I'm amazed by the amount of swearing, sweating, and yelling that is required in order to avoid burns, broken dishes, cut fingers, oversalted food, and epic messes. "Don't touch that. That's hot. Oh my god. Shit. Back away. No. No. Please. Okay. Thank you for listening. No. No. No. Shit. Are you kidding me? Please listen. You're going to hurt yourself. Great job. You did it. Thank you for listening. Now please sit down."

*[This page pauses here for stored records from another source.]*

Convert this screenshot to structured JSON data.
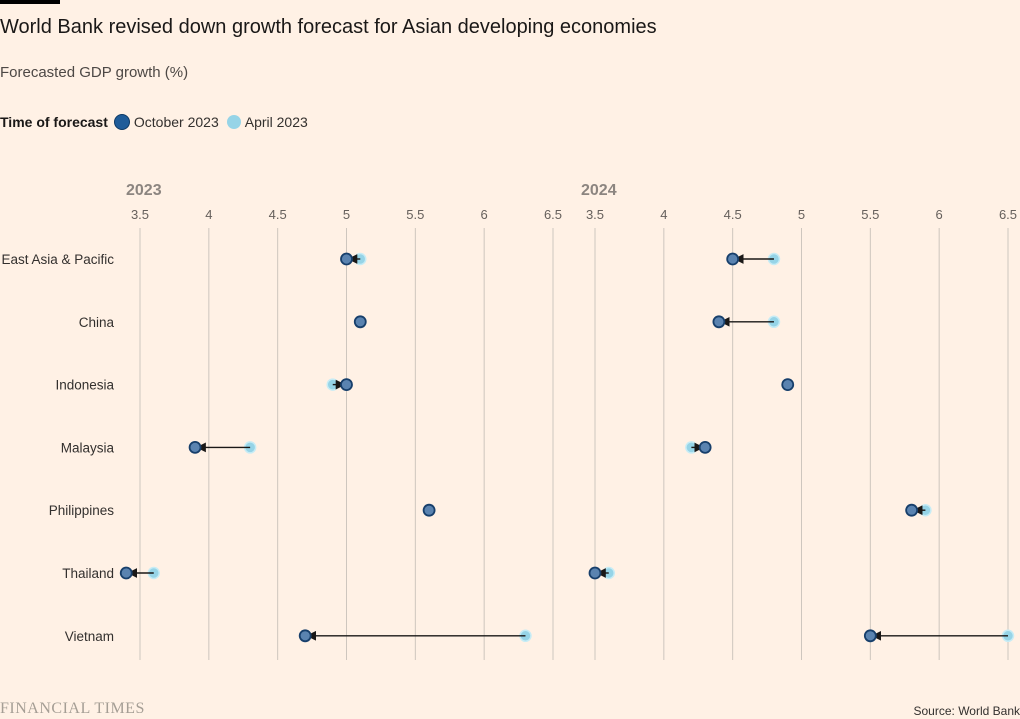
{
  "header": {
    "title": "World Bank revised down growth forecast for Asian developing economies",
    "subtitle": "Forecasted GDP growth (%)"
  },
  "legend": {
    "title": "Time of forecast",
    "items": [
      {
        "label": "October 2023",
        "color": "#1F5C99"
      },
      {
        "label": "April 2023",
        "color": "#96D4E7"
      }
    ]
  },
  "footer": {
    "logo": "FINANCIAL TIMES",
    "source": "Source: World Bank"
  },
  "colors": {
    "october": "#1F5C99",
    "april": "#96D4E7",
    "grid": "#CEC6BE",
    "arrow": "#1a1817",
    "tick_text": "#66605C",
    "panel_title": "#8C8580"
  },
  "chart_data": {
    "type": "dot-arrow",
    "categories": [
      "East Asia & Pacific",
      "China",
      "Indonesia",
      "Malaysia",
      "Philippines",
      "Thailand",
      "Vietnam"
    ],
    "xlim": [
      3.5,
      6.5
    ],
    "ticks": [
      "3.5",
      "4",
      "4.5",
      "5",
      "5.5",
      "6",
      "6.5"
    ],
    "panels": [
      {
        "title": "2023",
        "series": [
          {
            "name": "April 2023",
            "values": [
              5.1,
              5.1,
              4.9,
              4.3,
              5.6,
              3.6,
              6.3
            ]
          },
          {
            "name": "October 2023",
            "values": [
              5.0,
              5.1,
              5.0,
              3.9,
              5.6,
              3.4,
              4.7
            ]
          }
        ]
      },
      {
        "title": "2024",
        "series": [
          {
            "name": "April 2023",
            "values": [
              4.8,
              4.8,
              4.9,
              4.2,
              5.9,
              3.6,
              6.5
            ]
          },
          {
            "name": "October 2023",
            "values": [
              4.5,
              4.4,
              4.9,
              4.3,
              5.8,
              3.5,
              5.5
            ]
          }
        ]
      }
    ]
  }
}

So it turns out I owe an apology to both my son (for expecting him to be a cooking master) and to the writer of that perfectly lovely cooking-with-kids blog. Because it turns out that it takes time to master the art of cooking with kids and I need to remember to be patient with the process and not have a meltdown as if the cookies weren't cool yet.


  1. Aw, this post warmed my heart on a blizzardy day.

  2. good for you for cooking with him. doesnt go over so well with us yet. When i do have something that's hot and she starts to freak out i usually just let her touch it anyway and get a feel...normally she just gets close enough to feel the heat but not to actually burn herself. Who knows? Maybe that would work for him.

  3. Wow, great team work! And smart kid for staking claim on HIS cookies ;) I don't know why but it hasn't even occurred to me that Eva (at the same age as Little G) is old enough to be engaged in a cooking/ baking project. Right now, kitchen = OUT! You gave me something to think about... :)

  4. I teach in a special ed class, for 3rd-5th graders... last Friday I let the students who had done their work all week without needing correction help me make a cake as a treat for the class. It sounded a lot like the paragraph you quoted. :) They had a blast and I loved seeing their excitement, but these kids clearly had no experience in cooking with their families, and at times it was like herding cats! We'll be trying again this week though. :)

  5. your post just took my breath away. thank you.